I faced a problem:
A truck filled with sand has a mass of $6*10^3$ kg. It's moving at a constant speed of 20 $kms^-1$. If at one moment, sand starts to fall through a hole normal to the motion of the truck from the truck with rate 5 kg/s(due to a downward gravitational force); what would be the force needed to keep the truck at same constant initial speed? Neglect air drag, friction etc.
I am only concerned with if the momentum of the truck in the direction of it's motionn would conserve.
My attempt: No, it won't. Because conservation of momentum only works for closed systems. The sand pouring out and the object creating the gravitational field are in a closed system (not in terms of invaraint mass, but in terms of no external force). But, all other sand particle and the truck is out of this closed system. So, according to inertia of motion, all other particles will keep up the same velocity. So, necessary force $0N$
Feel free to point out my mistakes.
Answer
If you just mean the momentum of the truck, then yes, that's conserved. There's no net forces acting on it so whatever. This seems closest to the question being asked, which is a question about what force is needed on the truck.
If you mean the momentum of the truck plus the sand it happens to be carrying, then no, that's not conserved, because the amount of sand it's carrying happens to be decreasing.

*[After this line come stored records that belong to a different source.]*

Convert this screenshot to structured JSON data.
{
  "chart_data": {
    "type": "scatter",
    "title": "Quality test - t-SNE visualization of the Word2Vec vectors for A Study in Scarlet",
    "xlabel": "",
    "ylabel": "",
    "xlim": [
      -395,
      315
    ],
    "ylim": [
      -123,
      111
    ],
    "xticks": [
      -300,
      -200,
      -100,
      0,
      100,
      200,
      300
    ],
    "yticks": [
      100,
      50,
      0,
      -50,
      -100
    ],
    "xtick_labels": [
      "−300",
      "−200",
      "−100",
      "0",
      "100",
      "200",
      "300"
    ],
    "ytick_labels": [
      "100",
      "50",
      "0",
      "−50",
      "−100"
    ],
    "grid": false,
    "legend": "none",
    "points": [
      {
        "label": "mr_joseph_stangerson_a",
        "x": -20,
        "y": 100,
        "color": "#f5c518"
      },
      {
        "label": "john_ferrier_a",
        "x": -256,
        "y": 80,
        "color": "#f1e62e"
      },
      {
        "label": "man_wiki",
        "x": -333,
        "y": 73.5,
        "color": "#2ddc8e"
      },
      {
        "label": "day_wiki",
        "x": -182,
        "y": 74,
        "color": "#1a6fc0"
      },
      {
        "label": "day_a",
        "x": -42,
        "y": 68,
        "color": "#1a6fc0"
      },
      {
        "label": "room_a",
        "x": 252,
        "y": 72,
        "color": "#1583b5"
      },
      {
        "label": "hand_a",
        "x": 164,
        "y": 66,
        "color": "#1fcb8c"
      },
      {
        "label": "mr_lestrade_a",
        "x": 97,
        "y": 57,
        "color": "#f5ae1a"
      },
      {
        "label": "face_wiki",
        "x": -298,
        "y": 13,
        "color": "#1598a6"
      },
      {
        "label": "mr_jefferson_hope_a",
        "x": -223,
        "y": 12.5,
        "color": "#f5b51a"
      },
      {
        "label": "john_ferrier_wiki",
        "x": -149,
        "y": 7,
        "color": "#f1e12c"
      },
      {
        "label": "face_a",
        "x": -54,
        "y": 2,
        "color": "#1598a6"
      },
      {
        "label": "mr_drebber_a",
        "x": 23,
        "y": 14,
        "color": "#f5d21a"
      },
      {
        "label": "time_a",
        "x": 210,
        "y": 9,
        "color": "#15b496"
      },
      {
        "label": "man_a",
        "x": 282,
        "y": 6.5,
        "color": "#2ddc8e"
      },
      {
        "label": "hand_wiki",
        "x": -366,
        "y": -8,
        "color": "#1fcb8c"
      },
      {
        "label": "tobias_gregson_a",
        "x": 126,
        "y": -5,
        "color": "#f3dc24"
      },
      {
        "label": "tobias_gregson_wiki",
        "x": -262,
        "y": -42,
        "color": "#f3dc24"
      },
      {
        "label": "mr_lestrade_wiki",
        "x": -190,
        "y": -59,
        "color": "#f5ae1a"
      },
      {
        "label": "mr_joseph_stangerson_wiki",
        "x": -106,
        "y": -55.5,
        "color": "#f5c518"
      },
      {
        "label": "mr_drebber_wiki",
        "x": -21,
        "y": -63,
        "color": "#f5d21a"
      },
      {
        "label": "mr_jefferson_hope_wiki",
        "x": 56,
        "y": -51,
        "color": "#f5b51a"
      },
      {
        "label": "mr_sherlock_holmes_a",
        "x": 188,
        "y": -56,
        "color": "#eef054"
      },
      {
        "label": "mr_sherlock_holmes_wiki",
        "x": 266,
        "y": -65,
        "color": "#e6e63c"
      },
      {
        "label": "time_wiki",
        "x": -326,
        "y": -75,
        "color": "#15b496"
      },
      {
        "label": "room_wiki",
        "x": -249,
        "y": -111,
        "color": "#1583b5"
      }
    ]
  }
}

If you mean the momentum of the truck plus the sand it originally carried, then the answer is "probably not, but this technically depends on things that you have not yet told us." So for example the truck could be moving alongside a conveyor belt that moves at exactly the same speed, and the sand could be passed out from a chute onto that conveyor belt. If we assume that these sorts of shenanigans haven't happened yet then yes, when the sand meets the road there will be a net force on it which will change its momentum.
If you mean the momentum of the truck plus the sand it originally carried plus Earth and everything on it, then we again come back to "yes, that's conserved."
The key take-away from all of this is that when you want to ask about "is the momentum conserved?" you have to be really, really clear about what collection of objects you are evaluating the momentum of.
The easy way to see the very first result is just to think about a grain of sand the very instant after it has fallen. It was moving forward with velocity vector $\vec v = [v_0, 0]$ when it was stored in the truck, and the instant after it falls, now it has picked up some small downward speed, $\vec v = [v_0, -\epsilon].$ Because it has not changed in its horizontal speed, no force was needed to speed it up or slow it down, so it cannot put a third-law reaction force on the car. After this instant, it is totally disconnected from the car and cannot put a third-law force on the car. So this force is 0.
But you can also imagine, I'm sure, a little nozzle where we let a tank of fluid spray out of it, and we could aim this little nozzle "backwards" or "forwards" from the truck, having some velocity $[v_0 \pm u, -\epsilon]$. If we aim it straight down we get the same result of course; but we could use it to accelerate the truck (pointing it backwards) or decelerate the truck (pointing it forwards). Sand will do the same thing if it falls out of a chute pointing one way or the other. So that phrasing "a hole normal to the motion of the truck" is very important, too.